Tracy Earl Welliver is the Director of Parish Community and Engagement for LPi and an active member of Saint Pius X Catholic Church in Greensboro, North Carolina, where he previously served as Pastoral Associate for 22 years. Saint Pius X received the Archbishop Murphy Award in 2009 from the ICSC. Tracy is a writer, speaker, and teacher in the areas of stewardship, engagement, catechesis, and strengths theory, and has worked with Catholic communities throughout the US, Australia, and New Zealand. You can read Tracy’s Everyday Stewardship column in LPi’s CONNECT!, a bimonthly lectionary-based liturgy preparation publication. His writing can also be read on his Nutshell Blog, The Main Thing Blog, and in contributions to Catholic TechTalk. He also serves on the faculty for the ICSC Stewardship Institutes. Tracy has theology degrees from DeSales University and Duke Divinity School. He has been married 23 years and he and his wife, Mariann, have 3 children.

Working Together

An Everyday Stewardship Reflection for the 6th Sunday of Easter 2017

family

My children could never succeed without their mother and me. That isn’t me thinking too much of ourselves, it is just a fact. No one can find success in life in total isolation. I could never have become who I am today without my parents, various teachers and mentors, and my wife.
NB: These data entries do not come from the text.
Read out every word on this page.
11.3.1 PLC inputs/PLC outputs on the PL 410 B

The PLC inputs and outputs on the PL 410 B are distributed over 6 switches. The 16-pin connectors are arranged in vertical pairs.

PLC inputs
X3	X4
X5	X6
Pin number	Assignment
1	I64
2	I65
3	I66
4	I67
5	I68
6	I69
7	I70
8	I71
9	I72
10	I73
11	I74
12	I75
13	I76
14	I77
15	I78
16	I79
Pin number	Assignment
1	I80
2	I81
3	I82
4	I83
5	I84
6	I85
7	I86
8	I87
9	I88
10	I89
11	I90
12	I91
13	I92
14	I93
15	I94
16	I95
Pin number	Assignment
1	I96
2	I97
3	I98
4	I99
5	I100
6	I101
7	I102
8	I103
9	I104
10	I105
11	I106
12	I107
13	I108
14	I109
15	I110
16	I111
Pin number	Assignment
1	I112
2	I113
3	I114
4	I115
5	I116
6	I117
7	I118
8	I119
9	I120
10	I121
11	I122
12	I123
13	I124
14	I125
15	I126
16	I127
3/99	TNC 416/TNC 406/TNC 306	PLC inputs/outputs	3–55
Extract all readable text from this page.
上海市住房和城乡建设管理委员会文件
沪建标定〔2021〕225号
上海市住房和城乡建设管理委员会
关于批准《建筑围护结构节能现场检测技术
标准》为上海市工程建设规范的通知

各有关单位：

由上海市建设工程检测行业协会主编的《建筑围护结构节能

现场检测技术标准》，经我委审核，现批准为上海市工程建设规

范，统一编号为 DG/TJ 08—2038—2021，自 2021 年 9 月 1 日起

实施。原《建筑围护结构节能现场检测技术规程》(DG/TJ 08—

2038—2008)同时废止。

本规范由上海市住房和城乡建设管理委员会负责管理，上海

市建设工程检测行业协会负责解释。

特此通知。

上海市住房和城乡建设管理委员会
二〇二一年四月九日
Truth be told, I probably owe a lot of who I am to my children as well.

I can only imagine the fear and concern of the first disciples when it was apparent that Jesus was not going to be with them much longer. Some probably thought since Jesus had risen from the dead, he might just live with them in the same way forever. But Jesus tried to calm their fears by assuring them, “I will not leave you orphans.” He said He would continue to come to them and that He would send the Spirit to be with them at all times. They would not have to continue what He had started and preach the Good News to the ends of the earth on their own.
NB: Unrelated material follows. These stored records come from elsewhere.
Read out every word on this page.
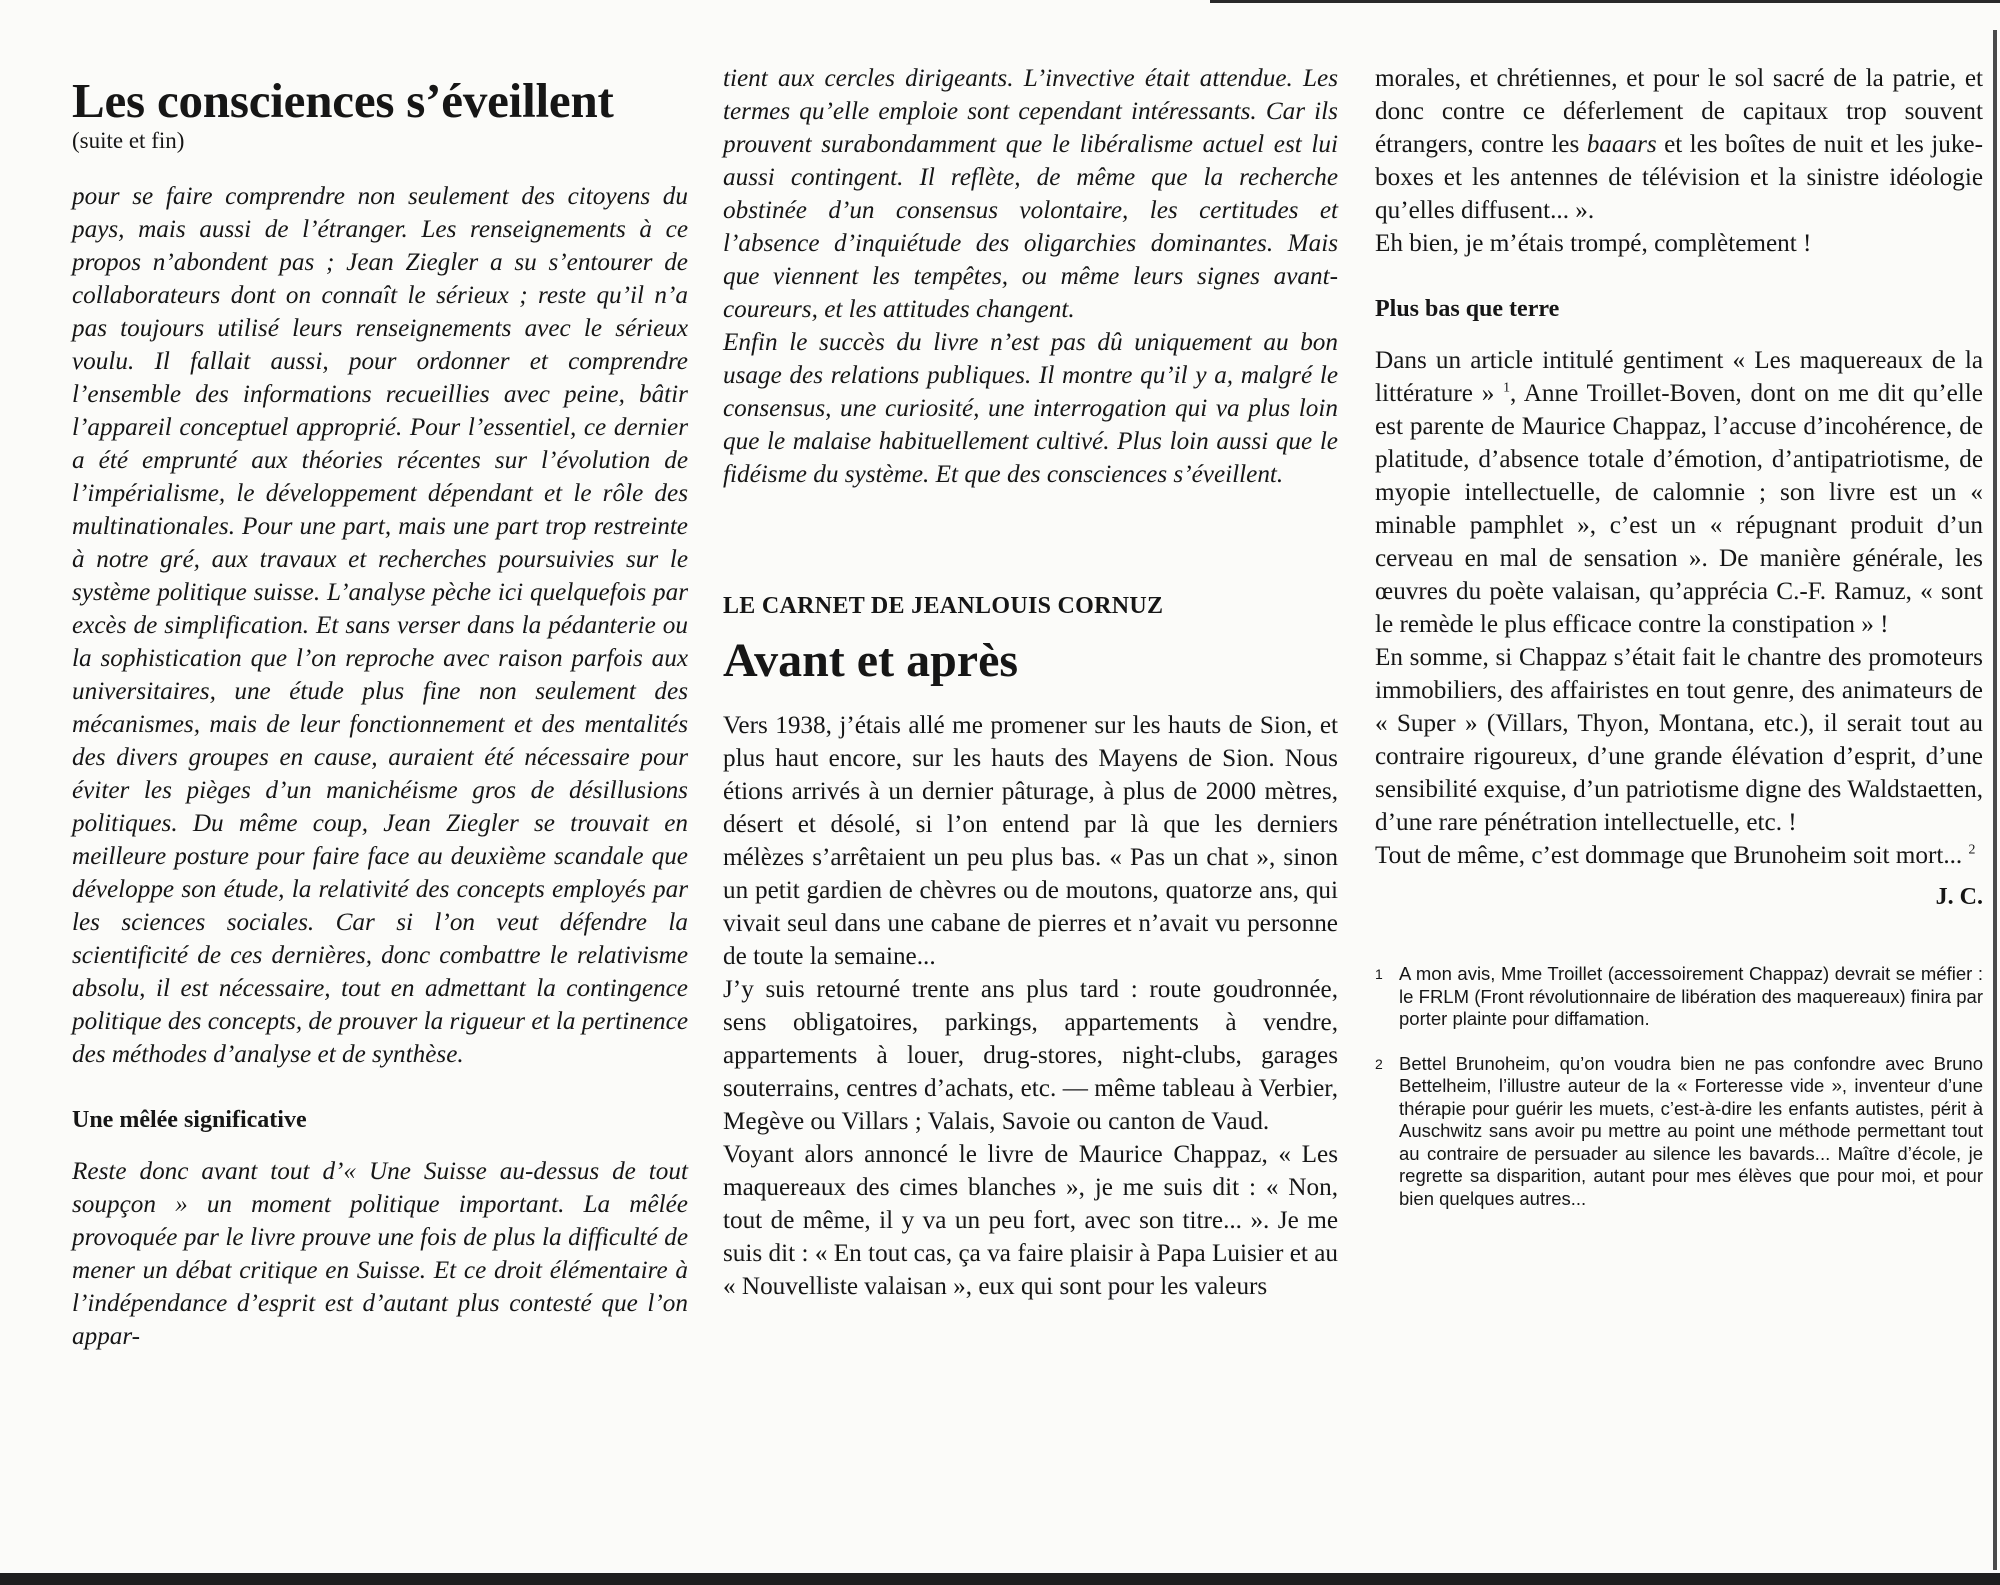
Les consciences s’éveillent
(suite et fin)

pour se faire comprendre non seulement des citoyens du pays, mais aussi de l’étranger. Les renseignements à ce propos n’abondent pas ; Jean Ziegler a su s’entourer de collaborateurs dont on connaît le sérieux ; reste qu’il n’a pas toujours utilisé leurs renseignements avec le sérieux voulu. Il fallait aussi, pour ordonner et comprendre l’ensemble des informations recueillies avec peine, bâtir l’appareil conceptuel approprié. Pour l’essentiel, ce dernier a été emprunté aux théories récentes sur l’évolution de l’impérialisme, le développement dépendant et le rôle des multinationales. Pour une part, mais une part trop restreinte à notre gré, aux travaux et recherches poursuivies sur le système politique suisse. L’analyse pèche ici quelquefois par excès de simplification. Et sans verser dans la pédanterie ou la sophistication que l’on reproche avec raison parfois aux universitaires, une étude plus fine non seulement des mécanismes, mais de leur fonctionnement et des mentalités des divers groupes en cause, auraient été nécessaire pour éviter les pièges d’un manichéisme gros de désillusions politiques. Du même coup, Jean Ziegler se trouvait en meilleure posture pour faire face au deuxième scandale que développe son étude, la relativité des concepts employés par les sciences sociales. Car si l’on veut défendre la scientificité de ces dernières, donc combattre le relativisme absolu, il est nécessaire, tout en admettant la contingence politique des concepts, de prouver la rigueur et la pertinence des méthodes d’analyse et de synthèse.

Une mêlée significative

Reste donc avant tout d’« Une Suisse au-dessus de tout soupçon » un moment politique important. La mêlée provoquée par le livre prouve une fois de plus la difficulté de mener un débat critique en Suisse. Et ce droit élémentaire à l’indépendance d’esprit est d’autant plus contesté que l’on appar-

tient aux cercles dirigeants. L’invective était attendue. Les termes qu’elle emploie sont cependant intéressants. Car ils prouvent surabondamment que le libéralisme actuel est lui aussi contingent. Il reflète, de même que la recherche obstinée d’un consensus volontaire, les certitudes et l’absence d’inquiétude des oligarchies dominantes. Mais que viennent les tempêtes, ou même leurs signes avant-coureurs, et les attitudes changent.

Enfin le succès du livre n’est pas dû uniquement au bon usage des relations publiques. Il montre qu’il y a, malgré le consensus, une curiosité, une interrogation qui va plus loin que le malaise habituellement cultivé. Plus loin aussi que le fidéisme du système. Et que des consciences s’éveillent.

LE CARNET DE JEANLOUIS CORNUZ
Avant et après

Vers 1938, j’étais allé me promener sur les hauts de Sion, et plus haut encore, sur les hauts des Mayens de Sion. Nous étions arrivés à un dernier pâturage, à plus de 2000 mètres, désert et désolé, si l’on entend par là que les derniers mélèzes s’arrêtaient un peu plus bas. « Pas un chat », sinon un petit gardien de chèvres ou de moutons, quatorze ans, qui vivait seul dans une cabane de pierres et n’avait vu personne de toute la semaine...

J’y suis retourné trente ans plus tard : route goudronnée, sens obligatoires, parkings, appartements à vendre, appartements à louer, drug-stores, night-clubs, garages souterrains, centres d’achats, etc. — même tableau à Verbier, Megève ou Villars ; Valais, Savoie ou canton de Vaud.

Voyant alors annoncé le livre de Maurice Chappaz, « Les maquereaux des cimes blanches », je me suis dit : « Non, tout de même, il y va un peu fort, avec son titre... ». Je me suis dit : « En tout cas, ça va faire plaisir à Papa Luisier et au « Nouvelliste valaisan », eux qui sont pour les valeurs

morales, et chrétiennes, et pour le sol sacré de la patrie, et donc contre ce déferlement de capitaux trop souvent étrangers, contre les baaars et les boîtes de nuit et les juke-boxes et les antennes de télévision et la sinistre idéologie qu’elles diffusent... ».

Eh bien, je m’étais trompé, complètement !

Plus bas que terre

Dans un article intitulé gentiment « Les maquereaux de la littérature » $^1$, Anne Troillet-Boven, dont on me dit qu’elle est parente de Maurice Chappaz, l’accuse d’incohérence, de platitude, d’absence totale d’émotion, d’antipatriotisme, de myopie intellectuelle, de calomnie ; son livre est un « minable pamphlet », c’est un « répugnant produit d’un cerveau en mal de sensation ». De manière générale, les œuvres du poète valaisan, qu’apprécia C.-F. Ramuz, « sont le remède le plus efficace contre la constipation » !

En somme, si Chappaz s’était fait le chantre des promoteurs immobiliers, des affairistes en tout genre, des animateurs de « Super » (Villars, Thyon, Montana, etc.), il serait tout au contraire rigoureux, d’une grande élévation d’esprit, d’une sensibilité exquise, d’un patriotisme digne des Waldstaetten, d’une rare pénétration intellectuelle, etc. !

Tout de même, c’est dommage que Brunoheim soit mort... $^2$

J. C.
1 A mon avis, Mme Troillet (accessoirement Chappaz) devrait se méfier : le FRLM (Front révolutionnaire de libération des maquereaux) finira par porter plainte pour diffamation.
2 Bettel Brunoheim, qu’on voudra bien ne pas confondre avec Bruno Bettelheim, l’illustre auteur de la « Forteresse vide », inventeur d’une thérapie pour guérir les muets, c’est-à-dire les enfants autistes, périt à Auschwitz sans avoir pu mettre au point une méthode permettant tout au contraire de persuader au silence les bavards... Maître d’école, je regrette sa disparition, autant pour mes élèves que pour moi, et pour bien quelques autres...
We may sometimes feel that we are alone. We may at times try to do too much or show others that we are independent and strong. However, without the help of others, without the help of God, true success will always elude us. Our actions and words can become empty. The gifts we have received can either be cultivated in secret and in the shadows, or we can welcome the help that God provides in His Spirit, His community, and the sacraments He gave us. By working together the world will truly know the power of the Risen Lord.

The Value of Your Stewardship

An Everyday Stewardship Reflection for the 5th Sunday of Easter 2017

body of Christ

What do you think is the value of your stewardship? Do you believe that through your actions both great and small that God can touch people, heal them, and change their lives? Too often we can mistakenly assume that what we do, say, or offer can have little effect in the grand scheme of life. We are simply poor sinners in need of salvation so what could we do anyway?

Jesus speaks very powerfully to what can be done by those who believe in Him and follow Him. He says in John’s gospel, “Amen, amen, I say to you, whoever believes in me will do the works that I do, and will do greater ones than these, because I am going to the Father.” Greater ones than these? Think about all the miracles of Jesus recorded in sacred scripture. You and I can do works greater than those?

Theresa of Avila said, “Christ has no body now on earth but yours.” We are Christ to a world that needs Him. It is the Christ in you that responds to the Christ in me. If it were only you alone going about doing good works and deeds, than your stewardship would amount to little. But if you bear the name Christian, and you approach your discipleship seriously, you can truly do greater things. If you understand your stewardship as a way that Jesus works in our world, then this way of life, cultivating and sharing your gifts at every turn, becomes more valuable than all the gold in the world.